Early life and career[edit]

Born to an Afrikaner farming family in Viljoenskroon, Orange Free State, as early as the 1960s, Botha convinced local farmers to employ a social worker to service the needs of the rural black families. She also held talks with the Citrus Board for further winter aid for farmworkers.

Having matriculated from Parys High School, Botha went on to complete a year in New York with the aid of a scholarship. Later she obtained a BA degree in economics at Stellenbosch University.
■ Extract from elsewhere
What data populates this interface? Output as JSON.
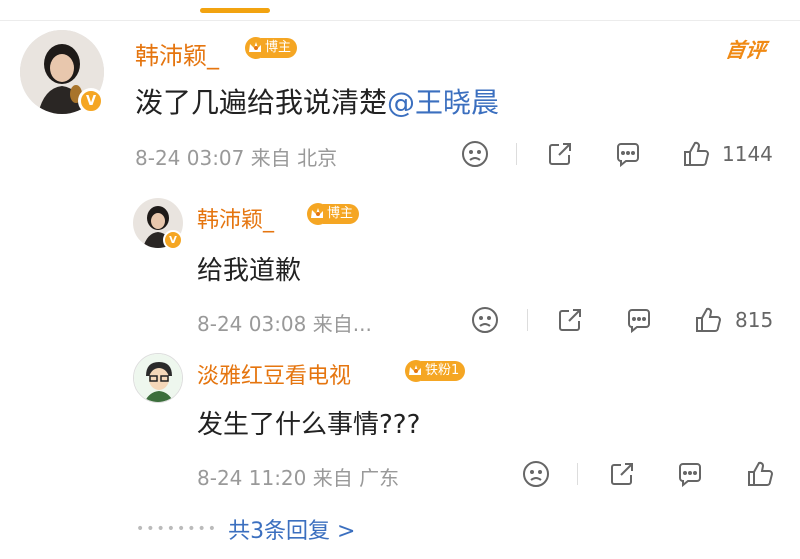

She is married to farmer and former MP Andries Johannes Botha and the couple have five children and five grandchildren. Botha embarked on a Sesotho and linguistics degree at UNISA.

Botha also became heavily involved in the anti-apartheid movement. Along with Helen Zille, Botha was a part of the Black Sash movement.

She is not related to any of the other (pro-apartheid) political Bothas of South Africa, including P.W. Botha or Pik Botha.

Leader of the opposition in the National Assembly[edit]

In May 2007, Sandra Botha was elected by the Democratic Alliance as their representative and official Leader of the Opposition. Botha gained a majority over former NP cabinet minister, Tertius Delport.

Up until she stepped down from Parliament in 2009, Botha has challenged the government on many issues. In particular, Botha was vocal about her dissatisfaction following a scandal where four white doctors in the Western Cape relocated overseas.[3] South Africa's controversial affirmative action policies had allegedly prevented them from working in government hospitals, despite a shortage of doctors and many vacancies in the province. Then president Thabo Mbeki denied that this was the case and rebuked Botha for making serious allegations against him based on one newspaper article.[4] Botha has also called for a major overhaul of the education system.


  1. ^ Surgery delays MP’s new job[permanent dead link] The Times. 8 April 2009
  2. ^ Posted home: DA's ambassadors fall one by one Mail & Guardian. 6 July 2012
  3. ^ Keeton, Claire (June 3, 2007). "Race quotas cripple hospitals". Sunday Times (Web Archive). Retrieved October 27, 2011.
  4. ^ SAPA (June 13, 2007). "Sunday Times report on white doctors 'entirely false'". Mail and Guardian. Retrieved October 27, 2011.